« Catholic confusion and controversy | Main | reflections on Schiavo »

Bush’s borrow-and-waste big government

I rarely repost entire pieces from other writers, but I will make an exception for Andrew Sullivan’s “The Big Government Spending Party” today. It’s just too good:

Finally, Americans have grasped the fact that the Republicans have abandoned their role as the fiscally responsible party. In the new Time poll, we find the answer to the question: Which party would do a better job of managing government spending? Democrats get 46 percent; Republicans 31 percent. Yes, the GOP will as usual talk about "big-spending Dems" and "big government Dems." But this rhetoric may have made sense in the 1980s and early 1990s. We now have clear evidence that if you want bigger, more corrupt and more debt-laden government, you should vote Republican. Republican profligacy should be punished the only way they understand. Depending, of course, on your local representative or senator, your impulse as a fiscal conservative this fall must be to vote Democrat. They may not be much better; but they couldn't imaginably be worse; and punishing the GOP for betraying a fundamental principle is the only way they'll rediscover its importance. [emphasis added]
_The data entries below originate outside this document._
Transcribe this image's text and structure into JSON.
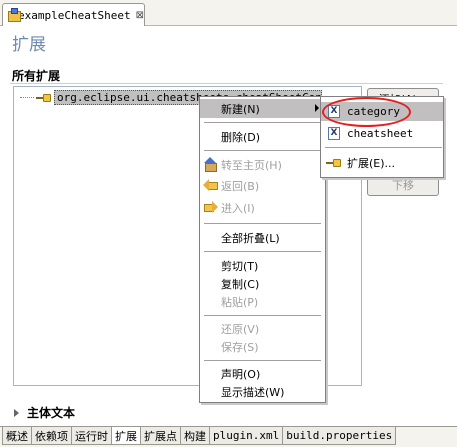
{
  "editor": {
    "tab_title": "exampleCheatSheet",
    "close_symbol": "⊠"
  },
  "form": {
    "title": "扩展"
  },
  "section": {
    "title": "所有扩展"
  },
  "tree": {
    "item_label": "org.eclipse.ui.cheatsheets.cheatSheetContent"
  },
  "buttons": {
    "add_label": "添加(A)...",
    "movedown_label": "下移"
  },
  "context_menu": {
    "items": [
      {
        "label": "新建(N)",
        "enabled": true,
        "submenu": true
      },
      {
        "label": "删除(D)",
        "enabled": true
      },
      {
        "label": "转至主页(H)",
        "enabled": false,
        "icon": "home-icon"
      },
      {
        "label": "返回(B)",
        "enabled": false,
        "icon": "back-arrow-icon"
      },
      {
        "label": "进入(I)",
        "enabled": false,
        "icon": "forward-arrow-icon"
      },
      {
        "label": "全部折叠(L)",
        "enabled": true
      },
      {
        "label": "剪切(T)",
        "enabled": true
      },
      {
        "label": "复制(C)",
        "enabled": true
      },
      {
        "label": "粘贴(P)",
        "enabled": false
      },
      {
        "label": "还原(V)",
        "enabled": false
      },
      {
        "label": "保存(S)",
        "enabled": false
      },
      {
        "label": "声明(O)",
        "enabled": true
      },
      {
        "label": "显示描述(W)",
        "enabled": true
      }
    ]
  },
  "submenu": {
    "items": [
      {
        "label": "category",
        "icon": "xml-element-icon",
        "highlighted": true
      },
      {
        "label": "cheatsheet",
        "icon": "xml-element-icon"
      },
      {
        "label": "扩展(E)...",
        "icon": "extension-icon"
      }
    ]
  },
  "body_section": {
    "title": "主体文本"
  },
  "page_tabs": [
    "概述",
    "依赖项",
    "运行时",
    "扩展",
    "扩展点",
    "构建",
    "plugin.xml",
    "build.properties"
  ],
  "colors": {
    "highlight": "#c1bfc0",
    "annotation_red": "#e81c1c",
    "form_title": "#6e8bb0"
  }
}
I have but one correction to make to Sullivan’s observations: “fiscal conservatism” as practiced by this administration is not synonymous with fiscal responsibility. If anything, the realities demoted by those phrases are diametrically opposed.

Sullivan’s larger point, that conservative rhetoric is mired in a decades-old conception—or misconception—of liberalism, needs to be understood by everyone who still defends Bushism against the bogeymen of “big-government liberalism.” Focusing on such a tendentious construct while ignoring the very real threat of unchecked conservatism is a very frightening type of ideological blindness, and one that will continue to do great harm until it is corrected.